The big players in the gig economy, such as Uber, Addison Lee, Citisprint and Pimlico Plumbers, provide a system of working for thousands of people that some think is flexible and forward-looking, but others regard as insecure and exploitative.
Certainly, organisations such as these have tried their level best to argue that the people who work for them are self-employed and not employees or ‘workers’. Self-employed people have virtually no statutory rights, and workers have fewer rights than employees. For example, they are not protected against unfair dismissal or redundancy, they may not qualify for statutory sick pay and they do not qualify for statutory maternity or paternity pay and other family rights.
Their tax status is often unclear. Gig economy workers are often from the poorest and most disadvantaged sectors of society and may not be protected by a trade union; though it is interesting to note that they can now join the Independent Workers’ Union of Great Britain, established in 2012 to represent under-unionised and under-represented workforces.
Uber, in particular, has maintained that the complicated contractual arrangement with its drivers results in them being self-employed. So far, the courts have dismissed this argument as artificial, but we are waiting for a ruling from the Supreme Court.

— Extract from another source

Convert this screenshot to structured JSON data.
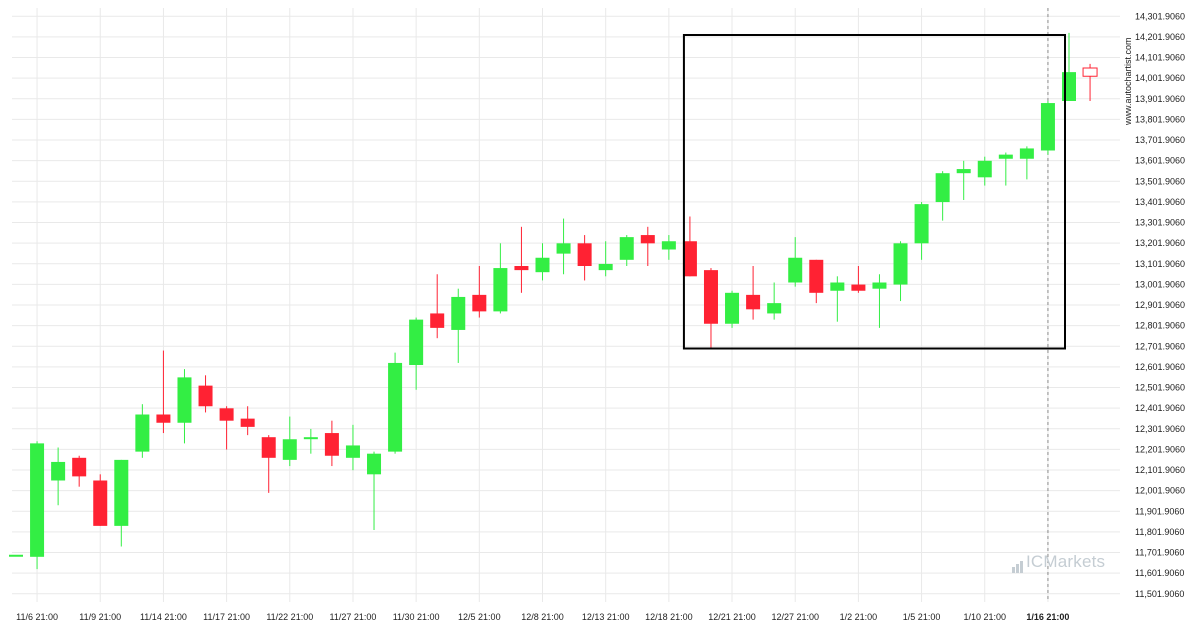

Just Eat seems to be bowing to the inevitable and has decided to improve the conditions of drivers. Starting with their new Scoober delivery service, Just Eat is offering drivers hourly pay above the minimum living wage and other benefits including maternity and paternity pay, sick pay, pension contributions and paid holiday under a mix of full-time, part-time and zero-hours contracts. However, drivers will be employed through an employment agency so their status as employees or workers and the extent of their statutory rights remain in doubt.
The gig economy has exploded during the Covid-19 (Coronavirus) pandemic and it is not surprising that a food delivery organisation is the first to distinguish itself from its competitors by offering improved benefits. As diners cannot eat out in restaurants, many restaurants have adapted to survive and now deliver to their customers. Other parts of the gig economy, such as couriers and private transport, are likely to experience an increased demand for flexible workers and employers will need to attract and retain a loyal workforce. What better way than to improve working conditions?
Who will pay for this? Just Eat says that it is a profitable business and improving its workers’ rights is the right thing to do. Uber recently revealed that it will introduce selected benefits for its drivers working in California and pass the costs on to its customers. A cynic might say that the customer will inevitably foot the bill, but there should be credit given to Just Eat for improving the conditions of drivers and hope that the courts or the legislature will intervene to give them the protection that attaches to employee or worker status.
Stephen Morrall is a partner and Hannah Solel is a trainee solicitor at Hunters Law.